Abdellatif Elcheddadi : «Je me suis basé sur mon expérience en tant que vice-président au conseil communal d’Asilah»

Abdellatif Elcheddadi : «Je me suis basé sur mon expérience en tant que vice-président au conseil communal d’Asilah»

Entretien avec Abdellatif Elcheddadi, professeur de droit public à l’Université Abdelmalek Essaadi (UAE)

Dans cet entretien, Abdellatif Elcheddadi nous parle des grandes lignes de son nouveau livre sur les droits des élus membres des assemblées des collectivités locales : étude comparative à la lumière des lois et de la jurisprudence administrative marocaine et française.

 

ALM : Votre nouveau livre traite des droits des élus au sein des assemblées locales. Sa publication survient à l’approche des communales de 2021. Un timing choisi ou une coïncidence ?

Abdellatif Elcheddadi : Cette nouvelle publication s’inscrit dans le cadre des grands chantiers de la décentralisation et de la démocratie locaux engagés par le Maroc et la reconnaissance des droits au profit des élus, membres des assemblées des collectivités territoriales.
La protection et le renforcement des conseillers leur permettent de bien exercer leur mandat au sein des conseils communaux. D’ailleurs, les droits des élus locaux constituent un des aspects fondamentaux de la réforme du système de la décentralisation et de la démocratie locale au Maroc.

Quelles sont les grandes lignes de cette nouvelle publication ?

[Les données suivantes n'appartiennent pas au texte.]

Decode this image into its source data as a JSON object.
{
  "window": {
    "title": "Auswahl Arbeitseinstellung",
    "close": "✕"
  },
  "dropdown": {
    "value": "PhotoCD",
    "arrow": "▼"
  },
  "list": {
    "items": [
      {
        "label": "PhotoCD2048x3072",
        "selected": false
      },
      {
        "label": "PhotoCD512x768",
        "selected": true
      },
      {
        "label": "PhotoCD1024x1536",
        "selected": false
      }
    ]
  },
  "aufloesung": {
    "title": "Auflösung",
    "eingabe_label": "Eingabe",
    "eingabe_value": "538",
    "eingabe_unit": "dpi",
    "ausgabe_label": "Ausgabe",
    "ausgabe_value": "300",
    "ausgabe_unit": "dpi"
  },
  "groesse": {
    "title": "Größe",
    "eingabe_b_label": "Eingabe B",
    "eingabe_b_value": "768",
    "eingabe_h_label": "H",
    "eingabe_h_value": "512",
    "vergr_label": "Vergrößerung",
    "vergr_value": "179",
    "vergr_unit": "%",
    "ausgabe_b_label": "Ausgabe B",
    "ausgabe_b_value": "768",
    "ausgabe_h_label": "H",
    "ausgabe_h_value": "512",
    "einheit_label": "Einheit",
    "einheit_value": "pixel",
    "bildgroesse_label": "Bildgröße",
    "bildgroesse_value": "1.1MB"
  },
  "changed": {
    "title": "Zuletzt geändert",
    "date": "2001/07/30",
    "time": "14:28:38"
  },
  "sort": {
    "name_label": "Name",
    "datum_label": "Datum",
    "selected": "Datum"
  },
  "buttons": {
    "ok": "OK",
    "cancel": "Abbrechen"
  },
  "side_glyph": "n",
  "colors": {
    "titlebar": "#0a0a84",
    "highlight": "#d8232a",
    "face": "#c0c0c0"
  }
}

Mon nouveau travail se compose de deux parties. Nous avons traité dans la première partie l’étendue des droits des élus en évoquant ceux liés à la fonction de délibération et ceux à la fonction du contrôle. La seconde est dédiée à la protection des droits des conseillers locaux qui constituent une garantie pour eux. Nous avons traité dans ce même chapitre de la protection juridictionnelle et le rôle du juge administratif dans la protection et le développement de ces droits.

Quelles sont les grandes évolutions législatives liées aux droits des élus au sein des conseils communaux ?

Nous avons mené notre étude selon une approche comparative en évoquant l’expérience française dont s’inspire le législateur marocain. Surtout de la reconnaissance par le législateur français de nouveaux droits des élus ainsi que l’adoption et le développement de ceux-ci par le juge administratif en France. A mon avis, et à la lumière de cette étude, nous devons rattraper le retard avec l’expérience française et les lois organiques relatives aux trois niveaux des collectivités territoriales qui sont ambiguës concernant la réglementation de ces droits.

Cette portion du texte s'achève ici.